Editoriaux - Politique - 16 juillet 2016

L’état d’urgence ? Une très coûteuse fumisterie à la Hollande

Ne sachant pas comment lutter contre les terroristes islamistes, notre bien-aimé Président , dit Flanby-le-Mou, avait pris le taureau par les cornes au lendemain des mortelles fusillades du 13 novembre. Il avait déclaré l’état d’urgence, soutenu par l’ensemble de la classe politique qui ne pouvait qu’approuver une telle mesure sauf à passer pour traître à la nation.

Et le matin du 14 juillet, tout guilleret, il annonçait que l’état d’urgence, cela suffisait. À partir du 26 juillet, la France pouvait retrouver son état normal. Pour un Président normal, c’était une réaction normale, attendue, vu qu’au bout de neuf mois et des millions d’euros plus tard, notre Président s’est aperçu que, l’urgence n’ayant donné que de piètres résultats et épuisé la troupe, il était urgent d’annoncer sa fin. Ce qu’il fit sans que les deux journalistes, faire-valoir de la communication élyséenne, s’en étonnent.

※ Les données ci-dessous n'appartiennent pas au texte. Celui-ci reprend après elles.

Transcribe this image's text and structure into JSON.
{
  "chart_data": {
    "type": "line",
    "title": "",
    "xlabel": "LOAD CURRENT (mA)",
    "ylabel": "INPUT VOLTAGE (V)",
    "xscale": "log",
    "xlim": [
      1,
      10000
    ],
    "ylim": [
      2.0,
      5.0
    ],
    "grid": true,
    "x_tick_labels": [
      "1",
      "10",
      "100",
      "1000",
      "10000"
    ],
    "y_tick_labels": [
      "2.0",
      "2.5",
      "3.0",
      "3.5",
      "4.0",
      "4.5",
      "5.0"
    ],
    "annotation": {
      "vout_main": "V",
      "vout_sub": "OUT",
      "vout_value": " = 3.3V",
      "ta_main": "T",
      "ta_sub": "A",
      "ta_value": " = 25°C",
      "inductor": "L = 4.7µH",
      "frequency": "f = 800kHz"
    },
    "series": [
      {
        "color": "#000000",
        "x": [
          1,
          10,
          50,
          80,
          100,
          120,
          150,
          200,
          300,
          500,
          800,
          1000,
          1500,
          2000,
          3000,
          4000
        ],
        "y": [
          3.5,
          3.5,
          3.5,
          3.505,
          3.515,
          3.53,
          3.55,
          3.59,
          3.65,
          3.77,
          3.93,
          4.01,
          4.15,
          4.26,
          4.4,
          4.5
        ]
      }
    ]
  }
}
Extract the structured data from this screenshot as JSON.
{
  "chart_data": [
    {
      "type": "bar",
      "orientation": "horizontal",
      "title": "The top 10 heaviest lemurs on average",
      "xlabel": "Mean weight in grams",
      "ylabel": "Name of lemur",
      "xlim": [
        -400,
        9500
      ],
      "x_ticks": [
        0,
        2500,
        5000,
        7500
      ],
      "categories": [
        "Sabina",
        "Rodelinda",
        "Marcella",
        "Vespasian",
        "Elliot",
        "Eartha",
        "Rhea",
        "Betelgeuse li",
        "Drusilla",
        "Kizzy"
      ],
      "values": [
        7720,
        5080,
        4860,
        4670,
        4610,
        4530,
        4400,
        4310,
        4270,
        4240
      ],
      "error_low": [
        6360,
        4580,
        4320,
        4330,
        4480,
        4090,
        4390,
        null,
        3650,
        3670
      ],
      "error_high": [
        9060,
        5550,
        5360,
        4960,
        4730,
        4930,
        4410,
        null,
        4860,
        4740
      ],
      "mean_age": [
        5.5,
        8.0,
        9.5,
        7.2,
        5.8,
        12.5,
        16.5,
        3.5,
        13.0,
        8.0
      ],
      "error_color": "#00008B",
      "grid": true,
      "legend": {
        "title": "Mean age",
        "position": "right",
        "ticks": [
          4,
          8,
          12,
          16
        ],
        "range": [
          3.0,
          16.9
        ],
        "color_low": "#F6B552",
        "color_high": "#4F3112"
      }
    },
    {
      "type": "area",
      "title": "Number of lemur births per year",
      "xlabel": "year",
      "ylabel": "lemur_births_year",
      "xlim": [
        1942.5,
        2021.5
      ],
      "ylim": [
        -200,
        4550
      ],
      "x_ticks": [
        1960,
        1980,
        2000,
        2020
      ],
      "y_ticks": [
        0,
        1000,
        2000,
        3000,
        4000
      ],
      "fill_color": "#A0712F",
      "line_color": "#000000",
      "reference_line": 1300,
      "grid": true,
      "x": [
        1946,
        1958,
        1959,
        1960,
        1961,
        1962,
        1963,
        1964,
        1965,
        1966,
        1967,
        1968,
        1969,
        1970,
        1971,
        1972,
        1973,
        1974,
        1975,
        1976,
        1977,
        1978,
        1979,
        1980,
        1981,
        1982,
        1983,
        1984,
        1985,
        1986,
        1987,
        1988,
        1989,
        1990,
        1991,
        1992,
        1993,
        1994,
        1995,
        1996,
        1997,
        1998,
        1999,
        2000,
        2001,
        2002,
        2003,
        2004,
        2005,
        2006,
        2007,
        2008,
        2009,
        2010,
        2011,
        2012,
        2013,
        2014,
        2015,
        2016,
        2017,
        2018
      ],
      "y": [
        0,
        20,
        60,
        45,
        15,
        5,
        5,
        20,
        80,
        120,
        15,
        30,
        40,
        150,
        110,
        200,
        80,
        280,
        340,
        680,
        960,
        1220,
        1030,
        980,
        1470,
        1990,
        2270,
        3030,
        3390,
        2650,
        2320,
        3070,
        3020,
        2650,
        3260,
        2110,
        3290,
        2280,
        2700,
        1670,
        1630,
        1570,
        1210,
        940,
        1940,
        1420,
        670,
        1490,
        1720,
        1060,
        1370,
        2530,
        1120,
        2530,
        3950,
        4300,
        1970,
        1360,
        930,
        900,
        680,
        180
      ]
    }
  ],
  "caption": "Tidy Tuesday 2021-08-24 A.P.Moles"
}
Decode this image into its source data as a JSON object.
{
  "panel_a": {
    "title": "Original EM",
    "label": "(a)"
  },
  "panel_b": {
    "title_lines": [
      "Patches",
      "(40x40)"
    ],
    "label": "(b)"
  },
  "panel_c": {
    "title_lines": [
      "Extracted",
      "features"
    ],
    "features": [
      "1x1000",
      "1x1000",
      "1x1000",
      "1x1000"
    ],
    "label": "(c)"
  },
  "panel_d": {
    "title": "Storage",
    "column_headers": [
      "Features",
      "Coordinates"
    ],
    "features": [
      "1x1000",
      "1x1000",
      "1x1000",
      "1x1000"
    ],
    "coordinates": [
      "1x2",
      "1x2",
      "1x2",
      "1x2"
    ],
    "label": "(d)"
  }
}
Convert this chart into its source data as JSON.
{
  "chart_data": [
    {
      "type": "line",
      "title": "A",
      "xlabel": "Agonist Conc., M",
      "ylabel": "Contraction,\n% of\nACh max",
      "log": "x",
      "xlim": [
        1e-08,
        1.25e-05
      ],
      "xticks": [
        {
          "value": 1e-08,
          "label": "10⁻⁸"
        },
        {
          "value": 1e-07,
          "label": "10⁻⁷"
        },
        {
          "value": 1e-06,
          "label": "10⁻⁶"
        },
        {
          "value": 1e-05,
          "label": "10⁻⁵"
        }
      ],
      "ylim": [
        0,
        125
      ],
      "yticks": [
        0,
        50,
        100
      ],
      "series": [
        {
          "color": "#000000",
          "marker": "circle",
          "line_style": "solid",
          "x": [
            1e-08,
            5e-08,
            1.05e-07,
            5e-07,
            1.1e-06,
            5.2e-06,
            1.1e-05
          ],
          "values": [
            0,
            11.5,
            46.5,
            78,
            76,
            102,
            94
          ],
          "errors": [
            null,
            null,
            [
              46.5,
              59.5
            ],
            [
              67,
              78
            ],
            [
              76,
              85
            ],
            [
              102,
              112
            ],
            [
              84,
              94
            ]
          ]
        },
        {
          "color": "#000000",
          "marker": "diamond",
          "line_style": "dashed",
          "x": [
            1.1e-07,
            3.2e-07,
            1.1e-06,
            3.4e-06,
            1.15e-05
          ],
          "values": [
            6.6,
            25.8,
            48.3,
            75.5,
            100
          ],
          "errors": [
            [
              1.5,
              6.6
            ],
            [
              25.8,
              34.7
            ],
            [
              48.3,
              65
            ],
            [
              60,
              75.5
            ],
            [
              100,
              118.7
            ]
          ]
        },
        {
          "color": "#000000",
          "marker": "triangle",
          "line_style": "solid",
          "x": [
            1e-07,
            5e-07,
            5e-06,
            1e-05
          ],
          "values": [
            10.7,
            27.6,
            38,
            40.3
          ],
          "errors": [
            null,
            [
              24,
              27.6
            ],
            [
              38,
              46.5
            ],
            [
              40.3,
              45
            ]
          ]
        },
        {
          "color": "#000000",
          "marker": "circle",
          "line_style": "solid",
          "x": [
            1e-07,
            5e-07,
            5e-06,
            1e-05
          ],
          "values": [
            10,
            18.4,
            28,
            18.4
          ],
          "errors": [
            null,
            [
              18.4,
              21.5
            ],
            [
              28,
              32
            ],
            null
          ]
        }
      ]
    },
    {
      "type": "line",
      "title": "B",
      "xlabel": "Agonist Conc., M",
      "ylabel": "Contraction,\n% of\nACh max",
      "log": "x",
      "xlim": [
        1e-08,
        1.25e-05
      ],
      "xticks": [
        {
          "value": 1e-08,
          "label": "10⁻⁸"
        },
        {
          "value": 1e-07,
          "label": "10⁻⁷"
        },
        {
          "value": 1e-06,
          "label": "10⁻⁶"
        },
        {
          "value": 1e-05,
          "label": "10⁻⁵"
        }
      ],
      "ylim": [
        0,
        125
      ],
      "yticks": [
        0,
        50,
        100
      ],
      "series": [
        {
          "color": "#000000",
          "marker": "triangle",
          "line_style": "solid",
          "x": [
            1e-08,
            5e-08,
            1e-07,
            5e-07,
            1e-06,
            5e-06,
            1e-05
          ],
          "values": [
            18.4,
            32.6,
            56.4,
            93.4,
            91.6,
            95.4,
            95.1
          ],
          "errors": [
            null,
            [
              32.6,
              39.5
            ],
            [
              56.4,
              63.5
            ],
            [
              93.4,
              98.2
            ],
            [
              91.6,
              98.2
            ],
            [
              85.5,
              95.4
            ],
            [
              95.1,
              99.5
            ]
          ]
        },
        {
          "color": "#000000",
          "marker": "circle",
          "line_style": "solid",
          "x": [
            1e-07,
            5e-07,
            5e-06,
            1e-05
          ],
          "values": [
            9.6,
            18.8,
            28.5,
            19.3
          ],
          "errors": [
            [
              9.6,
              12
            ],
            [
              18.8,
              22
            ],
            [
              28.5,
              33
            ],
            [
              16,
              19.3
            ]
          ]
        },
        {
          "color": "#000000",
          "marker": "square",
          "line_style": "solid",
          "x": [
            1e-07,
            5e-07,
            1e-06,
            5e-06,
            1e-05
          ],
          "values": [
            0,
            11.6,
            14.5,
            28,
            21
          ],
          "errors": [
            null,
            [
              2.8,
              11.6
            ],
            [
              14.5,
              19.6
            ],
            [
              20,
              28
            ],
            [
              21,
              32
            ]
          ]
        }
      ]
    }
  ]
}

Mais notre Président traîne le malheur derrière lui. Douze heures venaient de s’écouler à l’horloge de l’Élysée qu’un camionneur sûrement déséquilibré, mais un peu fou d’Allah et de Mahomet quand même, fonçait sur la foule compacte assistant à un feu d’artifice magnifique dans le cadre enchanteur de la baie de Nice, écrasant de son poids femmes, enfants, touristes, et sans doute aussi quelques adeptes non mécréants.

Alors, avec tout le respect que l’on doit à la fonction du Président, mais sûrement pas à sa personne, ne peut-on lui demander à quoi a servi cet état d’urgence ? Ah, si, pour son Euro foot, il a permis un contrôle strict des stades. Il a permis le matin même de ce nouvel attentat de protéger son auguste personne d’un éventuel tireur fou ou d’un kamikaze martyr du Prophète en filtrant, à 500 mètres à la ronde autour des Champs-Élysées et de l’Étoile, les rares spectateurs intéressés par sa remontée triomphale de cette avenue vide. Il n’a même pas dû entendre les sifflets, ceux-ci ayant été supprimés par une police attentive.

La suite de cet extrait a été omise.